Superpixels have become effective alternative to pixels in the past decade. By grouping a set of neighboring pixels into one perceptually meaningful superpixel, the number of superpixels is much smaller than the number of pixels, and therefore facilitates image analysis such as machine learning.

In this study, Chai (2020) formulates superpixel segmentation as finding a rooted spanning forest of a graph with respect to some roots and a path-cost function. The underlying graph represents an image, the roots serve as seeds for segmentation, each pixel is connected to one seed via a path, the path-cost function measures both the color similarity and spatial closeness between two pixels via a path, and each tree in the spanning forest represents one superpixel. Originating from the evenly distributed seeds, the superpixels are guided by a path-cost function to grow uniformly and adaptively, the pixel-by-pixel growing continues until they cover the whole image as depicted in Fig. 1.

Rooted Spanning Superpixels (RSS) achieve good performance, which is ranked as the second among top performing state-of-the-art methods.
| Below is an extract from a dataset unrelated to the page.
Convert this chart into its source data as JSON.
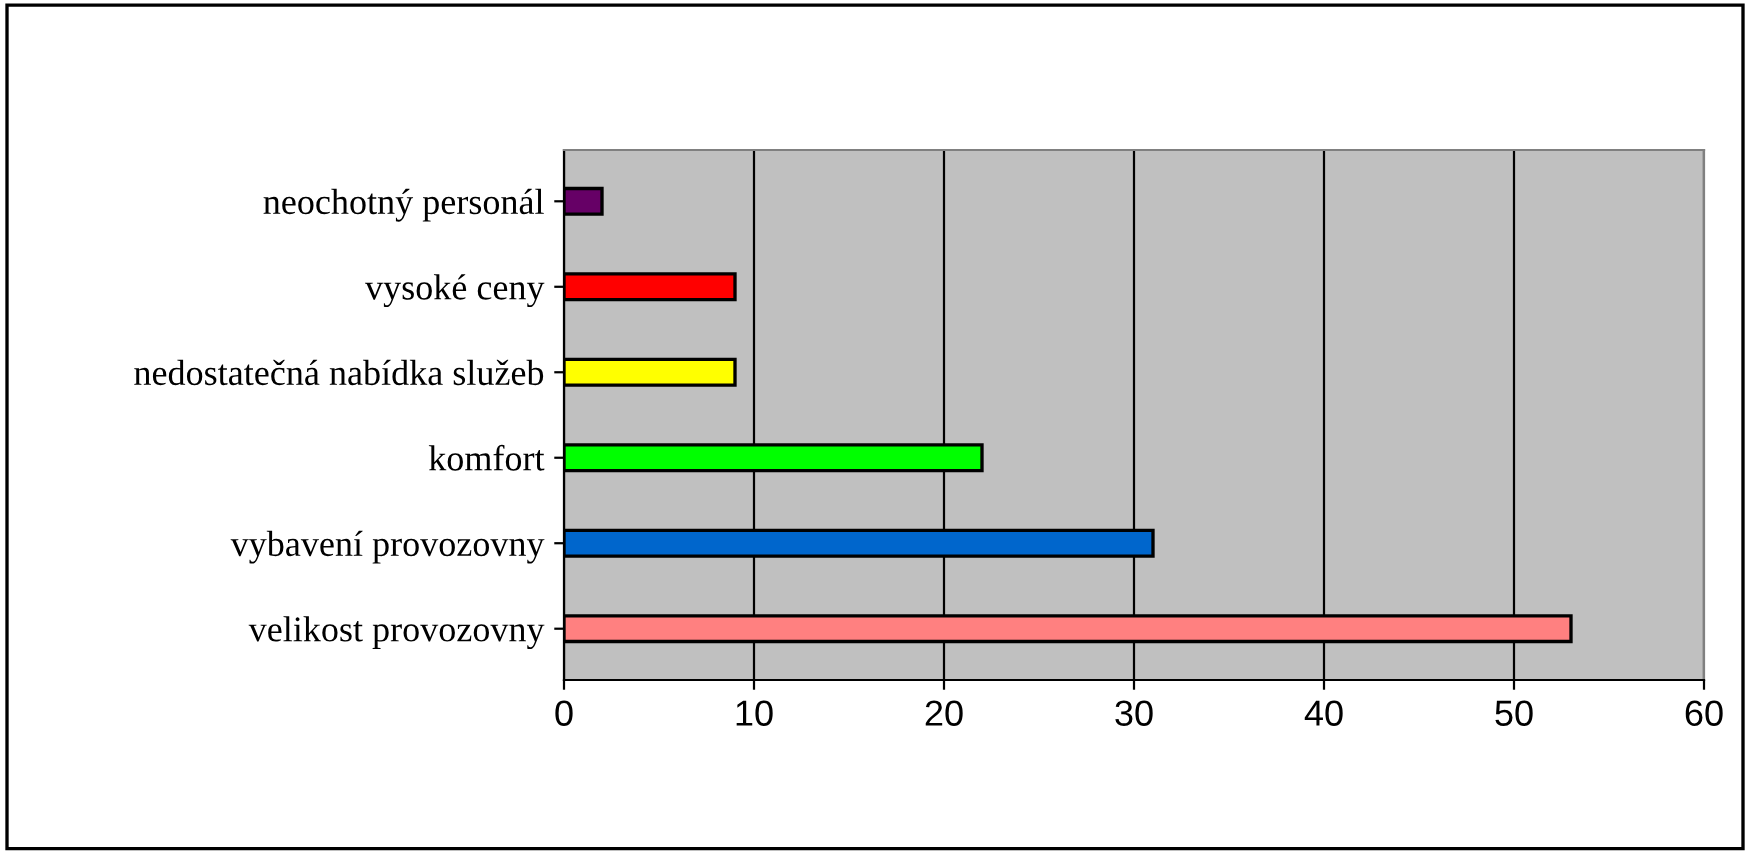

Moreover, the RSS algorithm is much faster than the other superpixel methods.This new approach has been published online by prestigious International Journal of Computer Vision. 

Fig. 1. Rooted spanning superpixels. Starting from the seed pixels, the superpixels grow up pixel by pixel until they cover the whole image. The initial state, intermediate states, and final state are shown respectively from left to right. Their boundaries and constituting pixels are depicted as green lines and colored regions in the top and bottom images respectively.

Dengfeng Chai (2020): Rooted Spanning Superpixels, International Journal of Computer Vision, https://link.springer.com/article/10.1007/s11263-020-01352-9.